Michigan awarded $5 million to Slate, the Bezos-backed EV startup, to anchor its headquarters and supplier network inside Michigan's borders. The grant itself is not the story. The story is that Michigan is deploying state capital specifically to ensure the supplier relationships forming around Slate's vehicle platform form in Michigan first. Indiana manufacturers with stamping, casting, electrical systems, or interior trim capabilities are geographically close enough to compete — but proximity does not win contracts. Early supplier relationships at EV startups often shape initial production sourcing, even when contracts get rebid later. Indiana plants that wait for a public RFQ are typically engaging a cycle too late.

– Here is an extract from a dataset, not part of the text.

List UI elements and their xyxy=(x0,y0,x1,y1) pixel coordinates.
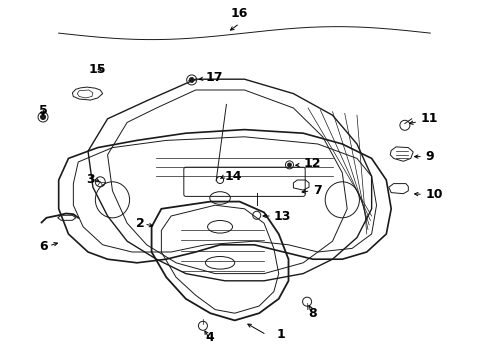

Q: If ThyssenKrupp Presta was anywhere in my supply chain, direct or indirect, what should I do right now? A: Start alternative source qualifications immediately — do not wait for the WARN Act filing to force the timeline on you. Production volume that leaves Terre Haute either absorbs into remaining U.S. plants or disappears from the network entirely, and the window to qualify alternatives closes once the closure schedule is formally announced.
Q: What should Indiana manufacturers do about the AES Indiana rate increase request before the IURC rules?A: Get your tariff classification reviewed now, before the IURC's 2026 annual report lands and potentially restructures large load rate architecture. Pull 24 months of your electricity cost history so you have a clear baseline — that data will tell you where your costs have been heading and give you a strong read on your exposure under a restructured rate design.
Q: Is it too late for Indiana manufacturers to pursue Slate EV supply chain opportunities? A: Not yet, but the window is narrowing. The time to engage Slate's supply chain development team is before production site selection and supplier qualification announcements — not after. Identify the specific capability your facility brings to their sourcing needs and make direct contact now, well ahead of any public RFQ.
These three stories are not separate risk tracks. They are compounding pressure on the same operating margin. Map your ThyssenKrupp exposure, get your tariff classification reviewed, and identify your angle into Slate's supplier network — before each of those windows closes.